Back in my day, we didn't need all this performance review bureaucracy. We either delivered or we didn't (we always did), and the performance reviews took care of themselves. Nobody cared about their "packet". What they cared about was building and creating value for users.

So I ask you all this: is it like this everywhere now? Are there any places out there where there's still a joy of building for its own sake, rather than to further the case for one's promotion packet (or worse, to build a case not to be fired)? Is there any point being a programmer anymore?


  👤 jollyllama Accepted Answer ✓
Just keep looking. Ideally, find a tech team in a company whose core competency isn't tech. Places with outdated tech stacks are a clue that the weaponized management techniques also haven't yet spread.

👤 AnimalMuppet
No, it's not like this everywhere. Wow, 2010 to 2015 was an amazing time for me. I was in a new branch of an existing, profitable company, doing a greenfield project that created a new, profitable line of business, working with a small team, doing coding and design that implemented a solution that solved real problems for real people.

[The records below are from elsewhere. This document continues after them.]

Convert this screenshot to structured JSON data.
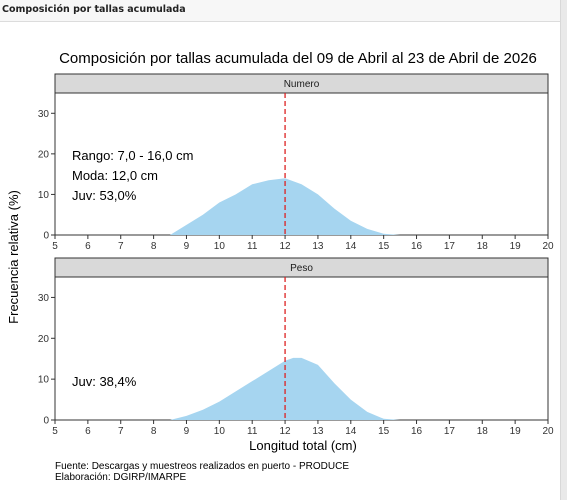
{
  "panel": {
    "title": "Composición por tallas acumulada"
  },
  "chart_data": {
    "type": "area",
    "title": "Composición por tallas acumulada del 09 de Abril al 23 de Abril de 2026",
    "xlabel": "Longitud total (cm)",
    "ylabel": "Frecuencia relativa (%)",
    "xlim": [
      5,
      20
    ],
    "ylim": [
      0,
      35
    ],
    "xticks": [
      "5",
      "6",
      "7",
      "8",
      "9",
      "10",
      "11",
      "12",
      "13",
      "14",
      "15",
      "16",
      "17",
      "18",
      "19",
      "20"
    ],
    "yticks": [
      "0",
      "10",
      "20",
      "30"
    ],
    "reference_line": {
      "x": 12,
      "style": "dashed",
      "color": "#dd2222"
    },
    "fill_color": "#a6d5f0",
    "panels": [
      {
        "name": "Numero",
        "annotations": [
          "Rango: 7,0 - 16,0 cm",
          "Moda: 12,0 cm",
          "Juv: 53,0%"
        ],
        "x": [
          8.5,
          9,
          9.5,
          10,
          10.5,
          11,
          11.5,
          12,
          12.5,
          13,
          13.5,
          14,
          14.5,
          15,
          15.5
        ],
        "y": [
          0,
          2.5,
          5,
          8,
          10,
          12.5,
          13.5,
          14,
          12.5,
          10,
          6.5,
          3.5,
          1.5,
          0.3,
          0
        ]
      },
      {
        "name": "Peso",
        "annotations": [
          "Juv: 38,4%"
        ],
        "x": [
          8.5,
          9,
          9.5,
          10,
          10.5,
          11,
          11.5,
          12,
          12.25,
          12.5,
          13,
          13.5,
          14,
          14.5,
          15,
          15.5
        ],
        "y": [
          0,
          1,
          2.5,
          4.5,
          7,
          9.5,
          12,
          14.5,
          15.2,
          15.2,
          13.5,
          9,
          5,
          2,
          0.3,
          0
        ]
      }
    ],
    "notes": [
      "Fuente: Descargas y muestreos realizados en puerto - PRODUCE",
      "Elaboración: DGIRP/IMARPE"
    ]
  }
}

That job didn't start getting "why bother" until 2020 or so.

Companies are only good places to work until they're not. When they become not good places, it's time to move on. But there are still decent places, so keep looking.


👤 PaulHoule
I have worked at places where I felt manipulated and disrespected but also worked at places where it was the opposite. Personally I haven't had trouble with "stack ranking" but I saw OKRs make a startup that was already struggling to focus even more scatterbrained.

👤 nomad-nigiri
Try startups. I never had a formal performance review on a small team.